Think about it. A helicopter equipped with FLIR is flying at night. That FLIR just takes a flip of a switch to activate. How are we sure that the switch is ever OFF? Are we to trust that it's off when not needed (chasing bad guys?) What if they have it on constantly?

Only difference is maybe you can't hear the drones overhead? Are they to just fly a grid pattern to catch illegal activity or spy? Or are they only to be used to chase bad guys. What determines a "bad guy" if they are spying on EVERYBODY like a suspect to a crime they are about to commit (Guilty until proven innocent reference)

Another reason to grow giant trees around my property. They can see my heat markers, but won't be able to directly tell what I'm doing.............


----------



## Condor (Dec 26, 2012)

rice paddy daddy said:


> Not true at all. The small ones available for private use are no bigger nor more sophisticated than a radio controlled model plane. Did you not see photos of the drones PETA used to spy on the South Carolina dove hunters?
> When people hear the word "drones" they automatically think of military styled aircraft that fly at thousands of feet in altitude equipped with FLIR, night vision, and high resolution cameras.
> Not so.
> They can be bought for less than $600. Unmanned Aerial Vehicles (UAV) - RobotShop
> And that is just ONE source. Google can be your friend, sometimes.

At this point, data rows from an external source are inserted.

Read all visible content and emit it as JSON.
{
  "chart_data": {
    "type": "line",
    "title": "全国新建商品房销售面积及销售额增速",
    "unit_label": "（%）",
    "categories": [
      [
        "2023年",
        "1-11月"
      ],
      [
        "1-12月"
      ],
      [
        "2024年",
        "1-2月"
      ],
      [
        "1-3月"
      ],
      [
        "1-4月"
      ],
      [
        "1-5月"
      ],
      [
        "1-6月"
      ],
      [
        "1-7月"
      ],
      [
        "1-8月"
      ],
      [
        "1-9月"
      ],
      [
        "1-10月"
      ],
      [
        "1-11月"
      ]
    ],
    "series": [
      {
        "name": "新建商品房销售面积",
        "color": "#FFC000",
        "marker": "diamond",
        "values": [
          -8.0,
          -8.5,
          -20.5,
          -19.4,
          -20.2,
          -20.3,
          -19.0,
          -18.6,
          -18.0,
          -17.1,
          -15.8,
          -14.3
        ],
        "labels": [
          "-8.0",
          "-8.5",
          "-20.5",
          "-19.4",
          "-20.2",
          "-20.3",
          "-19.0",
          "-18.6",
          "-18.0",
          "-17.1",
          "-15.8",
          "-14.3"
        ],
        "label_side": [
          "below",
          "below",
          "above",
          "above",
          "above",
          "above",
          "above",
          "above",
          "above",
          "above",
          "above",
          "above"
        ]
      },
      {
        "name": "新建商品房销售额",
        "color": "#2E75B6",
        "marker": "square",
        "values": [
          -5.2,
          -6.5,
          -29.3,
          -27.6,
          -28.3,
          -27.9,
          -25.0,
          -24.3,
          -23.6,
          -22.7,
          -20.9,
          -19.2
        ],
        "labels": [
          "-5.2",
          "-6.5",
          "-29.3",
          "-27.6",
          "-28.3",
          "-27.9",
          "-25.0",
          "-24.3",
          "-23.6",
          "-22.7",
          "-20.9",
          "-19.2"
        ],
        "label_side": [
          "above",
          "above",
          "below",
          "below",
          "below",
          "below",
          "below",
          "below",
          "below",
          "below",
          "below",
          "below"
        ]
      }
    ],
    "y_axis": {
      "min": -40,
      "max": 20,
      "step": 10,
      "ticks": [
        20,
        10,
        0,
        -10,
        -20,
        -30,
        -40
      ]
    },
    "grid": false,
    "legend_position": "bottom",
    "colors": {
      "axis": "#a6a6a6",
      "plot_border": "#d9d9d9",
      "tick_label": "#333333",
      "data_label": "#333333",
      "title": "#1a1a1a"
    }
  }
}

Well,not to nitpick, the one for $600 is a kit that needs assembled, needs software and a computer, RC radio equipment and someones time and smarts to figure it out. It also has limited flight time, radius and from watching the video, it's very noisy with that noise bleeding into the audio. Video wasn't that great either. The next level up was $5,000. Like I said, I'd be surprised if anyone other than the Gov't would have the resources to use them.


----------